The fall was also the biggest week-on-week decline for a spring wheat crop since July 2008, and left the crop with its joint worst-early-June rating on data going back to 1995, matching the 55% figure recorded in 2002.

In 2002, the US yield for non-durum spring wheat fell to 29.1 bushels per acre, which remains the lowest figure since 1989.

'Hot, dry, and windy conditions'

The decline in rating was particularly severe in South Dakota, where just 25% of spring wheat was rated in good or excellent health, down 14 points week on week.

"Soil moisture ratings continued to dry and crop conditions declined" in the state, USDA scouts said.

In North Dakota, typically responsible for roughly one-half of US spring wheat production, the proportion of crop rated as good or excellent fell by 10 points week on week to 52%.

"Hot, dry, and windy conditions were received over much of the state," the USDA said.

"Western North Dakota received little to no rain last week, while some areas of the east received up to an inch. However, more moisture is needed to aid germination and crop development."

Corn improvement

However, farmers in the Dakotas also used the dry weather to accelerate spring sowings, with 20% of the South Dakota soybean crop seeded over the week, allowing growers to get ahead of schedule.

Corn  ratings in top growing states and (change on week)

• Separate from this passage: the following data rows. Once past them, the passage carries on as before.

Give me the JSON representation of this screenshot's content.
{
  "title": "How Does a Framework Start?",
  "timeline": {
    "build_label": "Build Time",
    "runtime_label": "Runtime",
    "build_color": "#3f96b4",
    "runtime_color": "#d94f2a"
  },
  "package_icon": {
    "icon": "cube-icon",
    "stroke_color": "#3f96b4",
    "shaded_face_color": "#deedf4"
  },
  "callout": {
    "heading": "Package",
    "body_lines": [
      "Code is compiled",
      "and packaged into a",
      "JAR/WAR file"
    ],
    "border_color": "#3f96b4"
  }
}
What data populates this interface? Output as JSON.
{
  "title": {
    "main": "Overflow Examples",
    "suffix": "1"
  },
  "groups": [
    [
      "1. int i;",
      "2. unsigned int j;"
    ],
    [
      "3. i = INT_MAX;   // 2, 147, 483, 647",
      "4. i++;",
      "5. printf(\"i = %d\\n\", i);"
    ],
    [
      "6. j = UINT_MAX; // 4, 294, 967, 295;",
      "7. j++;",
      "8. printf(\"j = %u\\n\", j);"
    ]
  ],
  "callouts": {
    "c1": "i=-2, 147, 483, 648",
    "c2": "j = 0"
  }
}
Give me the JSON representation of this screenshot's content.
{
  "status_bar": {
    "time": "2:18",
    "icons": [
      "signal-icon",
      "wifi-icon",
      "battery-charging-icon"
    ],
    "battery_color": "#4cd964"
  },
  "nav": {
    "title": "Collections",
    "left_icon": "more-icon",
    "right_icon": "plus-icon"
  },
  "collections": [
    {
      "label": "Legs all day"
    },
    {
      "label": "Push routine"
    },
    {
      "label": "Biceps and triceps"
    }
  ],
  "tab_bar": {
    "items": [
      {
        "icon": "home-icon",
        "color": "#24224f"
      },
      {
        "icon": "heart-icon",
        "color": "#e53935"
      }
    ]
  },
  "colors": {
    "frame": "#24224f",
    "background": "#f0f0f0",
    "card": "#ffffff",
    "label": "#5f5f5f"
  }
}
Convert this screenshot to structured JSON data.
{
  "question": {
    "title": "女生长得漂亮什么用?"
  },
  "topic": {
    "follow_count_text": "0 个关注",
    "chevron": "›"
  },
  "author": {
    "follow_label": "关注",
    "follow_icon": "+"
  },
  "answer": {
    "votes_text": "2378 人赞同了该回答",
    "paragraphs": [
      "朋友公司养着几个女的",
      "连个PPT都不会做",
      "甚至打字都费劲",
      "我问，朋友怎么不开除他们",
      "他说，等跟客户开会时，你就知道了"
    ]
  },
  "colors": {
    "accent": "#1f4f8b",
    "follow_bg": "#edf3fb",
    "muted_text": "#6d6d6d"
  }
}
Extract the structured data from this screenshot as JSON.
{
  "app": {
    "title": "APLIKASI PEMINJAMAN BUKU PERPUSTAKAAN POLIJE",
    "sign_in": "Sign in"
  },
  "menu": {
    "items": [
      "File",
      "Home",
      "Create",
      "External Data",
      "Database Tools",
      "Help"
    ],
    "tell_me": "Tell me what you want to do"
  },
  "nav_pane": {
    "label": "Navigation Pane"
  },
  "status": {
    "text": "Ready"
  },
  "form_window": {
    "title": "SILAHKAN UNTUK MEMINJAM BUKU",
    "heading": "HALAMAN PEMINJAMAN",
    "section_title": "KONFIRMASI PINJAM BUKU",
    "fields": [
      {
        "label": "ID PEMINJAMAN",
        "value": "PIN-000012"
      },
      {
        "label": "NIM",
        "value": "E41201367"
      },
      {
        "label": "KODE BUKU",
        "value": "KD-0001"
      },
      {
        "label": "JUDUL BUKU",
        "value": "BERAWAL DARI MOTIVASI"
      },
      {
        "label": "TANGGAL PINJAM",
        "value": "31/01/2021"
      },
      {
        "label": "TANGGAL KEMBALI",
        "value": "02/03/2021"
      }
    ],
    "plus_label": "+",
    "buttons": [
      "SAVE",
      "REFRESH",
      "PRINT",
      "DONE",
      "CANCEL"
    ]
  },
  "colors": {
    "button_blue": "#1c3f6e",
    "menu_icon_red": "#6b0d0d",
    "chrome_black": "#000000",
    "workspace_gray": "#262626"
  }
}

Nebraska: 79%, (+ 3 points)

Iowa: 77%, (+4 points)

Minnesota: 77%, (+9 points)

South Dakota: 62%, (-5 points)

Illinois: 59%, (+7 points)

Indiana: 43%

US average (includes other states): 65%

Data show proportion of crop rated good or excellent, week ending June 4. Sources: USDA, Agrimoney

And in states blessed with higher soil moisture reserves, warmer temperatures proved a boon in fostering improvement in corn crop condition.

In Minnesota, where "warm weather advanced crop development", the proportion of corn rated as good or excellent rose by 9 points to 77%.

In Wisconsin, "temperatures climbed into the 80s and 90s [Fahrenheit] over the weekend, improving crop conditions", with the corn rating up 7 points week on week at 68%.

In the key eastern Corn Belt state of Illinois, the corn rating also improved by 7 points week on week, to 59% good or excellent, as crops enjoyed an average temperature of 69.9 degrees, 2.1 degrees above normal, with just trace levels of rainfall, easing excessive wetness in soils.

The overall US corn condition rating rose by 3 points week on week to 68%, ahead of the 1-2 point improvement expected by investors, although still a below-average figure by the standards of the previous five years.